In an attempt to accelerate growth, IntraSystems began advertising on Boston radio in 2002.
"We were still a small company with only a handful of employees. We knew if wanted more customers, we needed to get our name out there," says Mr. Kunze.
"The people we need to reach back then were not CEOs or executives. We needed to talk to the IT people, the guys in the trenches. That's who was making the buying decisions," says Mr. Kunze. "These were the guys who were listening to Howard Stern."
"I wasn't particularly a fan of Stern," he admits. "But, when I heard he was quitting radio, I figured I would buy some advertising during his last weeks on the air. I predicted that these shows would have huge audiences. Many of them being our potential customers."
Mr. Kunze says he realized the value of radio advertising almost immediately.
"It's not that our phones started ringing off the hook. But our sales reps started telling me that it was becoming easier to make appointments with potential customers because they already knew who we were from our radio commercials."
As IntraSystems growth trajectory continued, their target audience began to shift.
"Now, because of the importance large companies place on computing and cybersecurity, decision making now involves C-level executives. So, now we have shifted the types of Boston radio stations we use to reach those types of listeners."
According to Nielsen, advertising on Boston radio reaches 93.4% of executive-level workers in New England. This is significantly more than are reached by other local media.

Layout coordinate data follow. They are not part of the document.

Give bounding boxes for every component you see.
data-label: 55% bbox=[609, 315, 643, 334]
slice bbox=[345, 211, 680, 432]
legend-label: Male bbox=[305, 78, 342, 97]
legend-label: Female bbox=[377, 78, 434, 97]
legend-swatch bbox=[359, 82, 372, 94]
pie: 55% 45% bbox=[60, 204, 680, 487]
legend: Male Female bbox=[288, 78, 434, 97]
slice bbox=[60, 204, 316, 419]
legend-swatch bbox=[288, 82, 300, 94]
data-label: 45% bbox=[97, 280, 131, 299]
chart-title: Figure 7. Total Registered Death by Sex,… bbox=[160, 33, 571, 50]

"Here's how I know for sure radio advertising works," says Mr. Kunze. "I voice a lot of our commercials. It's not unusual when I meet with top executives at our client companies, for them to tell me they heard me on their favorite station. I'm talking about C-level people at big companies like Children's Hospital."
"Not too long ago, I received a call from a client I used to do business with ten years ago at Parametric Technologies. He has since moved to Worldpay. He told me he had just heard my radio commercial and needed help at his new company."
To make sure his advertising reaches these types of executives, Mr. Kunze typically uses three Boston radio stations. This includes inclusion in sports-related programming like the Patriots and the Bruins.
"We use other forms of advertising including, email marketing and digital," says Mr. Kunze, "but our radio advertising serves as the catalyst to make everything else work."
"When potential clients receive an email from us or see one of our banner ads, they are far more likely to respond if they already know about us from our radio ads."
"It still works the same way when our sales reps are making their cold calls. New customers are more likely to take calls because our radio advertising puts us on the same playing field with other trusted companies like Citrix and Cisco," says Mr. Kunze.
"Often, during the initial conversations have with prospective clients, the CEO will ask to meet with me because he or she knows me from the radio."
Today, IntraSystems has become a $35,000,000 per year company.
"I credit the power of radio with helping us to achieve this type of growth trajectory," says Mr. Kunze. "Our typical contract is between $200,000 and $500,000. So, we don't need to close a lot of new business to make our advertising investment payoff."